Are Protest Banners Weapons? Sometimes, Say Portland Police

An internal probe finds that a Portland police officer who regarded a “flimsy” banner as a weapon acted within policy when he fired projectiles at a protester.

260A1174 FREE SPEECH: Black Lives Matter protesters march along Southeast Belmont Street. (Wesley Lapointe) (Wesley Lapointe)

Are protest banners weapons? Sometimes, according to the Portland Police Bureau.

A recent investigation by PPB’s internal affairs unit, reviewed by the city’s Independent Police Review, determined that Officer Brent Taylor did not violate bureau directives when he shot five rounds of projectiles at a protester’s legs last June.

The main reason investigators say Taylor acted within policy? Because he believed a banner that protesters carried might conceal or be used as a weapon.

“In the moments prior to deploying his [weapon], Officer Taylor observed protesters utilizing a large banner as what he believed to be a shield,” East Precinct Commander Erica Hurley concluded. “He had concerns the banner could conceal weapons and be used as a weapon.”

The banner was printed with the slogan: “Abolish the PPB.”

IPR Director Ross Caldwell says the city is investigating another case stemming from the same incident. “There is another case related to use of force there,” Caldwell tells WW. “That one is still underway.”

THE DOCUMENT

The City Auditor’s Office sent a letter June 7 to Lester Wrecksie, a protester whom Taylor shot in the legs with a projectile launcher during a June 30, 2020 demonstration outside Portland Police Association headquarters. The letter, obtained exclusively by WW, offers an unusual level of insight into internal affairs investigations, which are typically kept out of public view.

Video from the incident shows police and protesters, including Wrecksie, engaged in a brief tug of war over a white banner, which promptly falls apart when police yank on the white PVC piping that held it together. Within seconds, the video shows, Taylor fired projectiles at Wrecksie, who was wearing roller skates.

Wrecksie filed a tort claim notice with the city the following December, which prompted the internal affairs and IPR investigations.

The June 7 letter cited a June 4 memo from internal affairs in which Hurley found that Wrecksie’s complaint against Taylor was “not sustained.” She added that Wrecksie was inadvertently caught in a crossfire between Taylor and several other protesters, and that when police later arrested Wrecksie that same night, “he did not make any complaints of injury or pain.”

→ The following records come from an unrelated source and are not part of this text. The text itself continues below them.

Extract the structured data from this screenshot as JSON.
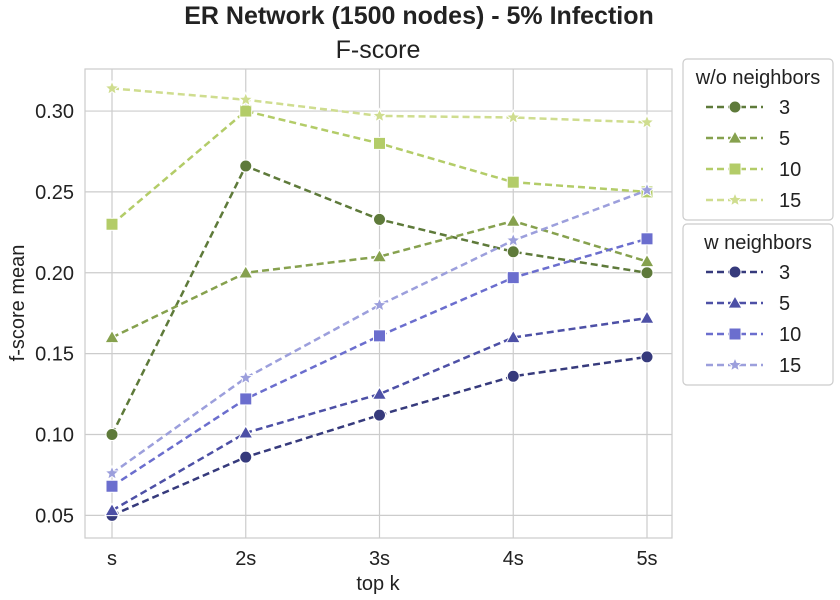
{
  "chart_data": {
    "type": "line",
    "suptitle": "ER Network (1500 nodes) - 5% Infection",
    "title": "F-score",
    "xlabel": "top k",
    "ylabel": "f-score mean",
    "categories": [
      "s",
      "2s",
      "3s",
      "4s",
      "5s"
    ],
    "ylim": [
      0.036,
      0.326
    ],
    "yticks": [
      0.05,
      0.1,
      0.15,
      0.2,
      0.25,
      0.3
    ],
    "ytick_labels": [
      "0.05",
      "0.10",
      "0.15",
      "0.20",
      "0.25",
      "0.30"
    ],
    "grid": true,
    "legend_placement": "outside right",
    "groups": [
      {
        "title": "w/o neighbors",
        "series": [
          {
            "name": "3",
            "marker": "circle",
            "color": "#5e7a3a",
            "values": [
              0.1,
              0.266,
              0.233,
              0.213,
              0.2
            ]
          },
          {
            "name": "5",
            "marker": "triangle",
            "color": "#86a14e",
            "values": [
              0.16,
              0.2,
              0.21,
              0.232,
              0.207
            ]
          },
          {
            "name": "10",
            "marker": "square",
            "color": "#b3cc68",
            "values": [
              0.23,
              0.3,
              0.28,
              0.256,
              0.25
            ]
          },
          {
            "name": "15",
            "marker": "star",
            "color": "#cfdd8f",
            "values": [
              0.314,
              0.307,
              0.297,
              0.296,
              0.293
            ]
          }
        ]
      },
      {
        "title": "w neighbors",
        "series": [
          {
            "name": "3",
            "marker": "circle",
            "color": "#363a7c",
            "values": [
              0.05,
              0.086,
              0.112,
              0.136,
              0.148
            ]
          },
          {
            "name": "5",
            "marker": "triangle",
            "color": "#4d50a6",
            "values": [
              0.053,
              0.101,
              0.125,
              0.16,
              0.172
            ]
          },
          {
            "name": "10",
            "marker": "square",
            "color": "#6b6ece",
            "values": [
              0.068,
              0.122,
              0.161,
              0.197,
              0.221
            ]
          },
          {
            "name": "15",
            "marker": "star",
            "color": "#9c9fdc",
            "values": [
              0.076,
              0.135,
              0.18,
              0.22,
              0.251
            ]
          }
        ]
      }
    ]
  }
}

IPR deputy director Dana Walton-Macaulay and Lt. Scott Konczal of the IA unit signed off on the letter. Walton-Macaulay wrote that Assistant Chief Michael Leasure and acting Capt. Chris Gjovik also reviewed the incident: “In this case they all agreed with Commander Hurley’s findings.”

THE OFFICER

Taylor, a seven-year veteran of the now-dissolved Rapid Response Team, was a fixture at last summer’s protests. He garnered criticism in activist circles after protesters posted videos of him using what they described as excessive force.

In a March 16, 2021, filing, U.S. District Judge Marco Hernandez ordered Taylor removed from crowd management duty pending the investigations. The Police Bureau says Taylor has not returned to crowd management duties. Taylor did not respond to a request for comment.

THE POLICY DEBATE

While the two agencies that review allegations of officer misconduct found Taylor acted within policy directives, a federal judge disagreed.

Taylor previously made a similar defense of his actions in an earlier federal lawsuit stemming from the Police Bureau’s use of force during protests. In that case, filed in June 2020 by Don’t Shoot PDX, Taylor testified that banners and other protest signs “can be draped across plywood shields reinforced with nails and PVC pipes containing screws or concrete, which could be used as weapons to impale an officer,” according to a November order filed by Judge Hernandez, who summarized Taylor’s testimony.

Taylor further testified that protesters carrying the banner June 30 were slowing police efforts to move the crowd.

“Because of these circumstances, Officer Taylor attempted to take the banner from the protesters,” Hernandez wrote. “Officer Taylor testified that at this moment he suspected that the protester was trying to retain the banner to use it as a weapon.”

Ultimately, however, Hernandez ruled that Taylor’s munition deployment that night did not comply with the Police Bureau’s Use of Force Directive 1010. Taylor’s actions that night had effectively put the city in violation of a temporary restraining order the court issued on June 26, 2020.

“The incident occurred while it was still light out, and video shows that the long PVC banner was flimsy,” Hernandez wrote. He added that Taylor had “ample opportunity” that night to see the banner was not, in fact, a shield and did not conceal weapons.

“At most,” Hernandez wrote, “the record shows that the individual who was refusing to let go of their sign was engaged in passive resistance.”

Update 5:48 pm: This story has been updated with a comment from IPR Director Ross Caldwell.